Nicola Streeten's unflinching, tragi-comic confession is a Highway Code for the bereaved and their circle.
Words and pictures probe the open wound caused by the death of her two-year-old child. With a swift-flowing narrative, lively dialogue and vigorous, expressive drawings, Nicola has created, out of her own story, a universal manual dealing with the big, painful questions around death. Why do we grieve so long? Is there a league table of grief, with bereavement being allowed to outrank divorce or redundancy? Is the death of a child, which screams against nature, worse than any other death?

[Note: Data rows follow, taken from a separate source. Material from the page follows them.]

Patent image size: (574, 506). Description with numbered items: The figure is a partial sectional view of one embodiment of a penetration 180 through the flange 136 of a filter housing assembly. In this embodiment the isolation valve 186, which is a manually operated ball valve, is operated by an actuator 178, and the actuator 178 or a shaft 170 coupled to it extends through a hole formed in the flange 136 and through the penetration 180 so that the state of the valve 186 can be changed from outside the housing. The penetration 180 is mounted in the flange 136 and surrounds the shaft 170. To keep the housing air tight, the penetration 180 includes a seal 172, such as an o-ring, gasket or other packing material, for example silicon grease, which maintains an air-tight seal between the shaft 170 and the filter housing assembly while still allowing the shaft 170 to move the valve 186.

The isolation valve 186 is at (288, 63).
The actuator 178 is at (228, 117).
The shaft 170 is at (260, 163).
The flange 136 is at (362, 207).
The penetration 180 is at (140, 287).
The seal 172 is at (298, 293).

And what do you say to a bereaved person without sounding crass? Nicola likes: `I'm so sorry. If there's anything I can do, just say.' And doesn't like: `I can imagine what you're going through.'
After Billy's funeral, a neighbour knocks on the front door: `I'm so sorry I wasn't at Billy's funeral. I took the day off and everything but I didn't hear from you and I wasn't sure if it was OK for me to come.' Nicola looks out us and asks: `Why is funeral etiquette so unclear to us when death is as common as birthdays and marriage?'
Nicola has lost not only a child but an identity: `I'm not a mother. But I'm not NOT a mother. I don't have a script to follow any more.' To signify the mutation, she shaves her head.
Is the `You' of the title Nicola's partner John? Or is it you, the reader? It doesn't matter - everyone coping with their own or another's grief will recognise the emotional honesty of this ultimately consoling book, and find their own experiences reflected or their assumptions challenged.
My mother died in a cold month. When the spring flowers started to appear I wanted to shove their stupid little faces back into the earth. I wish I'd had this book then.
This was an interesting and honest look into the emotions that one person felt after losing her child. I appreciated the window the author gave into her world at that time. The graphic novel format worked well. It was quite an emotional read.